C is for Community

‘Community’ is another word I use a lot. I talk about ‘community contexts‘, for example, and ‘belonging to a community’. I don’t, I think, use it in any very technical way. In fact, the reverse: I assume that everyone knows what a community is and that I therefore don’t need to explain anything about the general concept. Instead, I focus on exploring specific examples from real communities (as opposed to generalising about them too much – not that I can always avoid it).

It’s possible, though, that this tends to elide or disguise the differences between different communities and different forms of community. People form communities around all kinds of things, some more central to their identities and ways of life than others: religious belief and practice, locality, sexuality, disability, culture, ethnicity, employment, looking at pictures of cats that look like Hitler. For example, if you’re a professional folk musician you might belong to a specific folk music group or community, or to the folk music community in general, and your experience of those communities will be different to the experiences of folk music fans who also belong but don’t themselves play folk music, or who only play as amateurs. If you’re a lesbian you might belong to a specific group, in person or online, and you might consider yourself part of a worldwide community of lesbians, or LGBT people more broadly, but in some cases you might not participate in these communities in any visible way – choosing to be celibate or in the closet, for example.
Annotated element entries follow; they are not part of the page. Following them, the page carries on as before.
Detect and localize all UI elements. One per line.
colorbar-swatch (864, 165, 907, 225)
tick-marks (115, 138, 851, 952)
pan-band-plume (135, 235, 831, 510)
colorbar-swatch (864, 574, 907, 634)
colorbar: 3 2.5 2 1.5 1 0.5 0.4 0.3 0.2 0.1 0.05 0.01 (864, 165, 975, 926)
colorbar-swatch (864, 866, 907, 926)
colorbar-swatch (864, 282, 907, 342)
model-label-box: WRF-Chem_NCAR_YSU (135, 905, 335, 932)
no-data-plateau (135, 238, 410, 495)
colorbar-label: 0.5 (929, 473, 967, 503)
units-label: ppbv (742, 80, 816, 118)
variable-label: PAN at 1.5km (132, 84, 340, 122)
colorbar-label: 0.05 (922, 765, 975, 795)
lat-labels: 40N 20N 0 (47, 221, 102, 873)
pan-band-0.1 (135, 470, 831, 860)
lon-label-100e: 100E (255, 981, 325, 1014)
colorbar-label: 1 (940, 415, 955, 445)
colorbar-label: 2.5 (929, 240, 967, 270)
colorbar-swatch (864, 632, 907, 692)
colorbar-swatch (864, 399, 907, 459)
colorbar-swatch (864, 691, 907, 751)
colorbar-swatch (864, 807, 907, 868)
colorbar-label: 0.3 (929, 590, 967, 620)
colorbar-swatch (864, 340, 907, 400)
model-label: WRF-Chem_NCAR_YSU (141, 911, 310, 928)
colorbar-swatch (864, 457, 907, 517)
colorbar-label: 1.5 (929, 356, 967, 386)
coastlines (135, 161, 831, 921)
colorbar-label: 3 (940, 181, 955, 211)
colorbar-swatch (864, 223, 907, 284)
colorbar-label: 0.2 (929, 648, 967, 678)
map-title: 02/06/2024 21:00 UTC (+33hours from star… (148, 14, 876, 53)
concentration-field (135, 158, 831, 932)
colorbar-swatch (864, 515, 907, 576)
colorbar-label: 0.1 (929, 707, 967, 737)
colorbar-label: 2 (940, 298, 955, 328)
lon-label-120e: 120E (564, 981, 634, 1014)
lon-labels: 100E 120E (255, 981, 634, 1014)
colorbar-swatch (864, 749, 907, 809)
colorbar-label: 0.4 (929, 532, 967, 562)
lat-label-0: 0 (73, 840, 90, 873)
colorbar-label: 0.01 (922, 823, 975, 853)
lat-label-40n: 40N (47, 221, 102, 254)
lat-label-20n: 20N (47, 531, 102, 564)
There could be invisible participation in a community, if you donate to a charity in secret or feel like you belong, although it’s obviously hard to say what this would look like. (Sorry!)

In some cases, it’s obvious that one person can belong to more than one community. Buddhist folk musicians who support Liverpool are not a category problem – although there are issues about the relationships between categories at times, such as if your religion and your hobbies (or, classically, sexuality) are thought to conflict, having both a religion and a hobby and thus belonging to two communities isn’t puzzling to anyone. In some categories, too, you can have multiple affiliations: you can be a fan of a TV show and collect souvenir pencil sharpeners. In others, though, there’s often a challenge: people who claim more than one religious identity are not so immediately comprehensible. You can’t tick multiple religion boxes in most survey questions about religion; you have to pick one.

Some of our attitude to this will depend on the community concerned. If you belong to more than one model railway building society, nobody usually minds unless they meet at the same time and you can’t attend both meetings. If you support two football clubs, you might get asked which one you prefer or ‘really’ support, and you might get into trouble when they play each other, but you might get away with it in they’re in completely different leagues. If you identify as bisexual, often understood as ‘being both straight and gay’, you’re likely to encounter stereotypes of being greedy, immature, unfaithful, and/or a liar. If you try and join two political parties – especially in a two party system! – you’re likely to be considered incoherent. The question about religion could be framed as: what kind of community is a religious community? Is it more like a model railway society or more like a political party? What does it mean when some people are members of more than one religious community and other people are, at the same time, claiming that to do this or do it properly is impossible?